Whatcom student, Alexa Bello Mora, studies instruments provided by Antonio 
Davidson- Gómez during his interactive presentation.

Percussion Expert Teaches Sudents About Latin Music Influence On Contemporary Culture

Photos and Story by Alix Le Touzé

Percussion expert Antonio Davidson-Gómez discussed the migration of Latin  music on May 21.
Percussion expert Antonio Davidson-Gómez discussed the migration of Latin
music on May 21.
Whatcom student, Alexa Bello Mora, studies instruments provided by Antonio  Davidson- Gómez during his interactive presentation.
Whatcom student, Alexa Bello Mora, studies instruments provided by Antonio
Davidson- Gómez during his interactive presentation.

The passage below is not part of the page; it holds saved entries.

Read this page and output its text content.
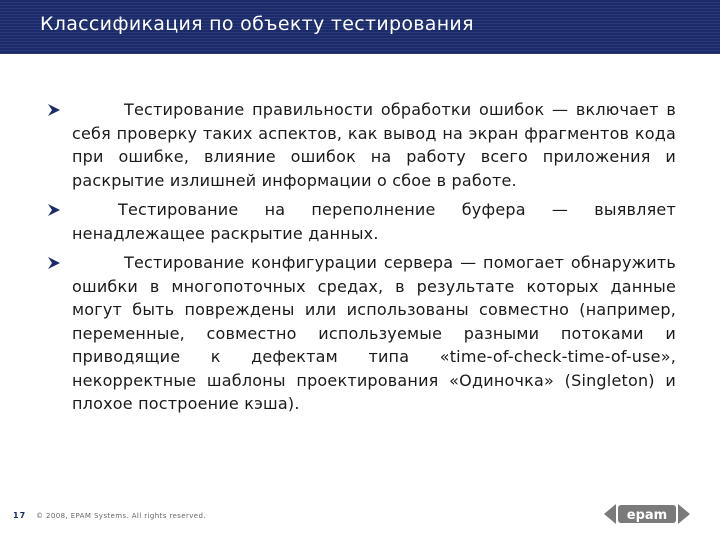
Классификация по объекту тестирования
Тестирование правильности обработки ошибок — включает в себя проверку таких аспектов, как вывод на экран фрагментов кода при ошибке, влияние ошибок на работу всего приложения и раскрытие излишней информации о сбое в работе.
Тестирование на переполнение буфера — выявляет ненадлежащее раскрытие данных.
Тестирование конфигурации сервера — помогает обнаружить ошибки в многопоточных средах, в результате которых данные могут быть повреждены или использованы совместно (например, переменные, совместно используемые разными потоками и приводящие к дефектам типа «time-of-check-time-of-use», некорректные шаблоны проектирования «Одиночка» (Singleton) и плохое построение кэша).
17 © 2008, EPAM Systems. All rights reserved.	epam
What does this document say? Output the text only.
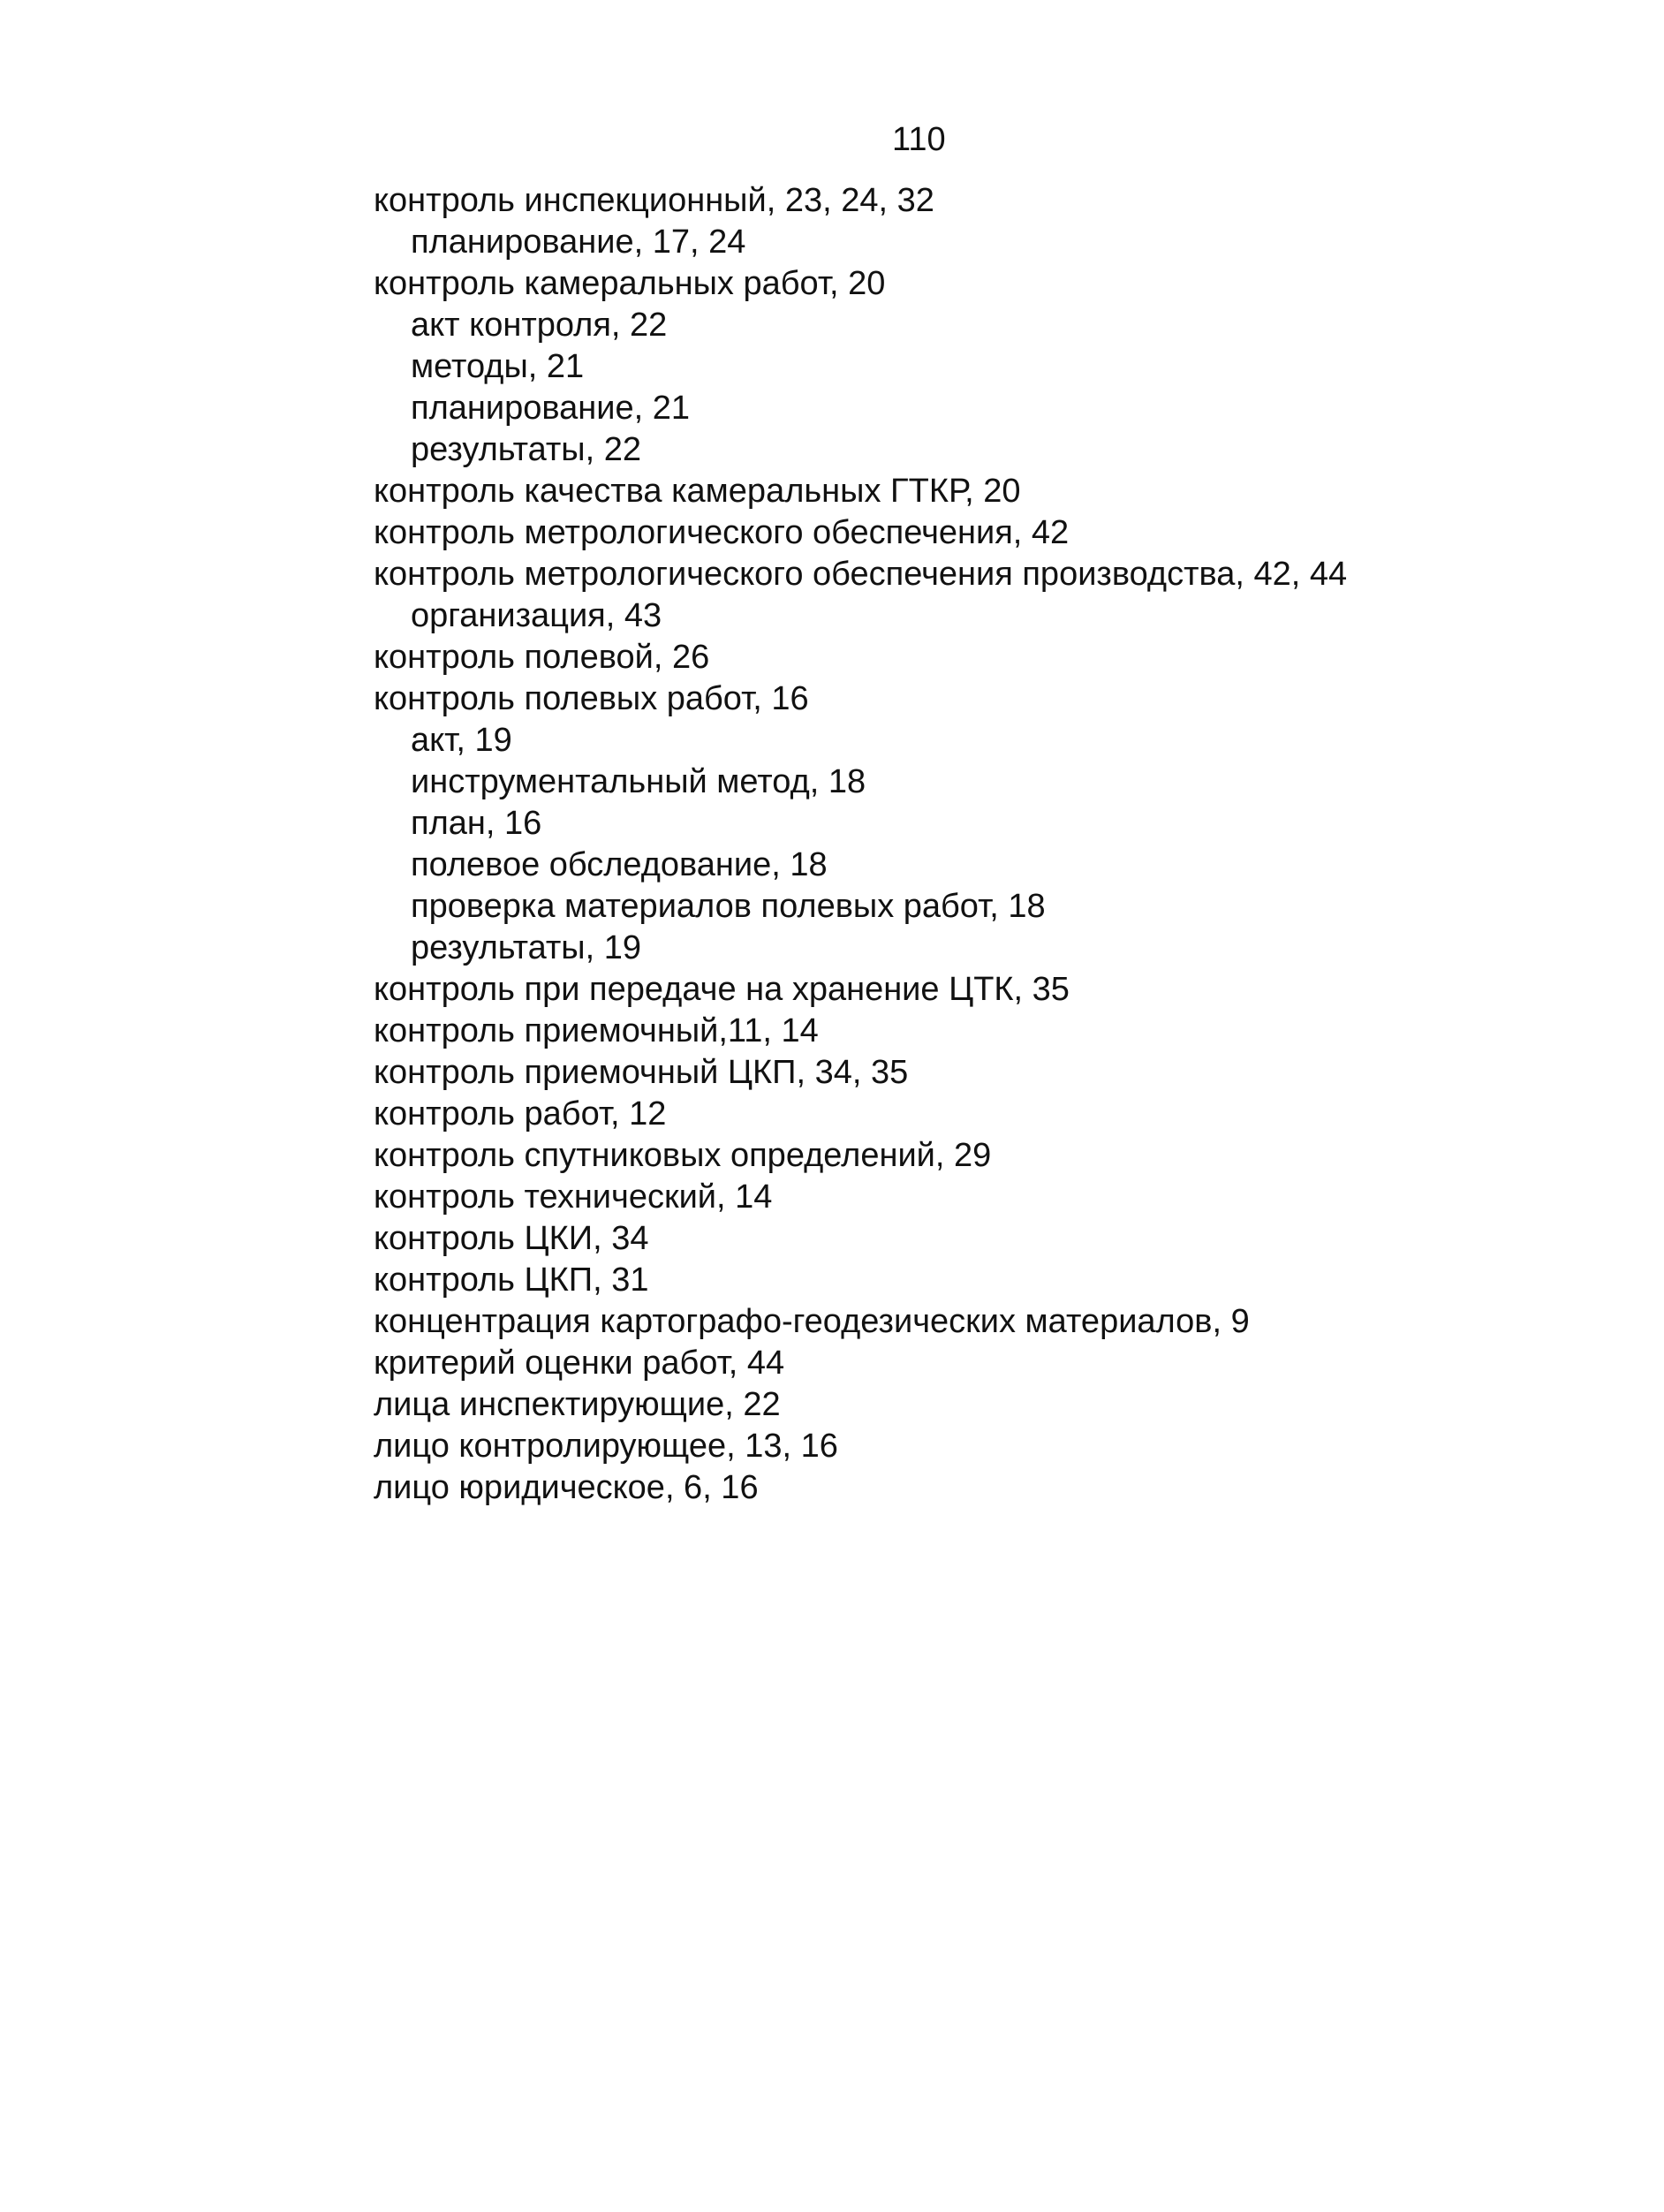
110
контроль инспекционный, 23, 24, 32
планирование, 17, 24
контроль камеральных работ, 20
акт контроля, 22
методы, 21
планирование, 21
результаты, 22
контроль качества камеральных ГТКР, 20
контроль метрологического обеспечения, 42
контроль метрологического обеспечения производства, 42, 44
организация, 43
контроль полевой, 26
контроль полевых работ, 16
акт, 19
инструментальный метод, 18
план, 16
полевое обследование, 18
проверка материалов полевых работ, 18
результаты, 19
контроль при передаче на хранение ЦТК, 35
контроль приемочный,11, 14
контроль приемочный ЦКП, 34, 35
контроль работ, 12
контроль спутниковых определений, 29
контроль технический, 14
контроль ЦКИ, 34
контроль ЦКП, 31
концентрация картографо-геодезических материалов, 9
критерий оценки работ, 44
лица инспектирующие, 22
лицо контролирующее, 13, 16
лицо юридическое, 6, 16
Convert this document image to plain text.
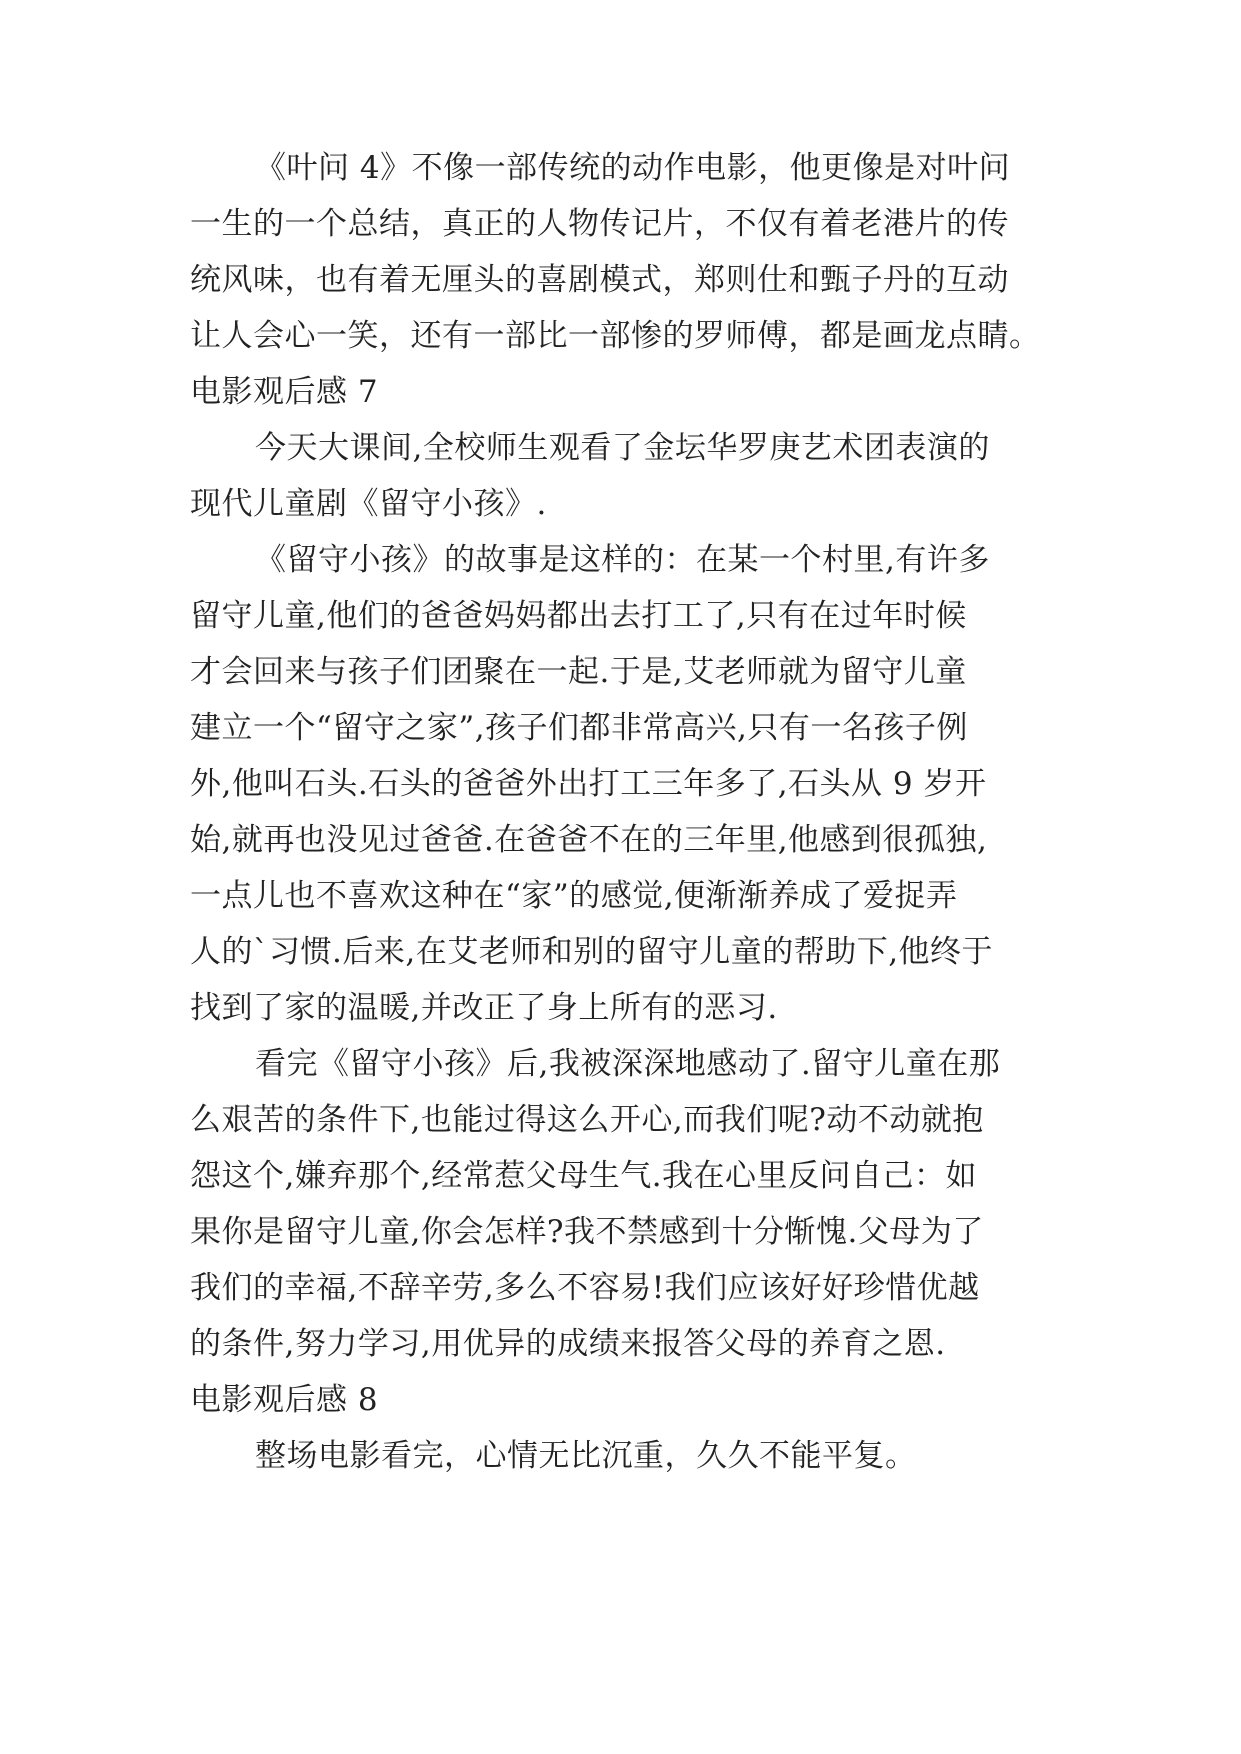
《叶问 4》不像一部传统的动作电影，他更像是对叶问
一生的一个总结，真正的人物传记片，不仅有着老港片的传
统风味，也有着无厘头的喜剧模式，郑则仕和甄子丹的互动
让人会心一笑，还有一部比一部惨的罗师傅，都是画龙点睛。
电影观后感 7
今天大课间,全校师生观看了金坛华罗庚艺术团表演的
现代儿童剧《留守小孩》.
《留守小孩》的故事是这样的：在某一个村里,有许多
留守儿童,他们的爸爸妈妈都出去打工了,只有在过年时候
才会回来与孩子们团聚在一起.于是,艾老师就为留守儿童
建立一个“留守之家”,孩子们都非常高兴,只有一名孩子例
外,他叫石头.石头的爸爸外出打工三年多了,石头从 9 岁开
始,就再也没见过爸爸.在爸爸不在的三年里,他感到很孤独,
一点儿也不喜欢这种在“家”的感觉,便渐渐养成了爱捉弄
人的`习惯.后来,在艾老师和别的留守儿童的帮助下,他终于
找到了家的温暖,并改正了身上所有的恶习.
看完《留守小孩》后,我被深深地感动了.留守儿童在那
么艰苦的条件下,也能过得这么开心,而我们呢?动不动就抱
怨这个,嫌弃那个,经常惹父母生气.我在心里反问自己：如
果你是留守儿童,你会怎样?我不禁感到十分惭愧.父母为了
我们的幸福,不辞辛劳,多么不容易!我们应该好好珍惜优越
的条件,努力学习,用优异的成绩来报答父母的养育之恩.
电影观后感 8
整场电影看完，心情无比沉重，久久不能平复。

Whatcom Community College’s World Languages Department, with the help of Humanities Washington, invited a percussion expert, Antonio Davidson-Gómez, to give a free presentation at Whatcom on May 21 about the migration of Latin music into the U.S.

This presentation was part of the Global Awareness Project, a project created by Whatcom’s World Language Department. “The purpose of this [project] is to deeply understand about other cultures with the college students, the staff and everybody here at Whatcom,” said Courtenay Chadwell-Gatz, the chair of Whatcom’s World Languages Department.

Humanities Washington is a non-profit organization that sends experts to different places in the U.S. to talk about a specific cultural subject, Chadwell-Gatz said.

Davidson-Gómez gave an interactive presentation to help the audience understand who Latinos are as a people, and how Latin music has migrated to the U.S. “I brought all my toys with me,” he said as he unpacked his instruments.

Davidson-Gómez, who has a master’s degree in percussion performance, works as the educational service manager at KCTS 9 public television. The Humanities Washington website also said that he developed bilingual programming for V-me which is the Spanish-language sister network of Public Broadcasting Services (PBS).

The presentation started with music. Davidson-Gómez asked the audience “to jump right into the rhythm” by clapping and playing a Mexican beat called “Son clave,” with instruments that he provided.

While Davidson-Gómez took other instruments out of his bag such as maracas and tambourines, he asked them to think about what they knew about Latinos and Latin music as well as what they would normally expect to be a Latin song.

After exchanging different names of Latin singers like Los Lobos, Shakira and Enrique Iglesias, as well as locations with Latin culture, Davidson-Gómez explained who Latinos are. “To be Latino can be a really complex kind of thing,” he said. “It’s more than what we expect.”

Davidson-Gómez showed some pictures of members of his family, and the audience could see that Latinos are not just brown haired, tanned-skin people. He said, “Latinos are a mosaic.” He said that anyone related to someone from Central America, South America or Mexico is considered Latino.

Then, Davidson-Gómez asked for the “cultural clues [that] are part of a song.” The audience and he noticed that the instrumentation, the rhythm, the beats, and the languages were part of the clues that help to define if a song is Latin.

“[Beats] allow us to use music as something that we can play with,” Davidson-Gómez said. “Language doesn’t define culture but it’s a part of it.” He pointed out that Latin music is not necessarily in Spanish.

Latin music is influenced by a lot of different types of music, he said. He added that the Latin music in the U.S. is a fusion of original Latin music, jazz, reggae and rock music. He explained that Latin music in the U.S. has been influenced by the rock and roll of the 1950s because they were both popular at this time.

“It was really interesting to talk about the relationship between music from different regions of the world that combine in [a more] contemporary music,” said Serena Milam, 16, a Whatcom student that attended the event.

To illustrate his thought, Davidson-Gómez took an example of a song created by La Plaga and The Black Eyed Peas, played it, and listed more than seven places that influence the song.

Students from the Spanish class taught by Angela Enderberg and the world music class attended the event. “Presentations such as this provide an interesting and informative cultural experience for the students and can even help break down stereotypes,” Enderberg said.

Ben Kohn, who teaches the world music class at Whatcom, said that he took his class there because it emphasized even more what he said in his class about music from all over the world combining to form new music.

Alexa Bello Mora, a Whatcom exchange student from Mexico, said, “this event gave me another perspective of Latin music, I really enjoyed it.”

As Davidson-Gómez ended his presentation by giving his last advice to analyze songs, he said, “I hope you will reflect on the music that you listen to.”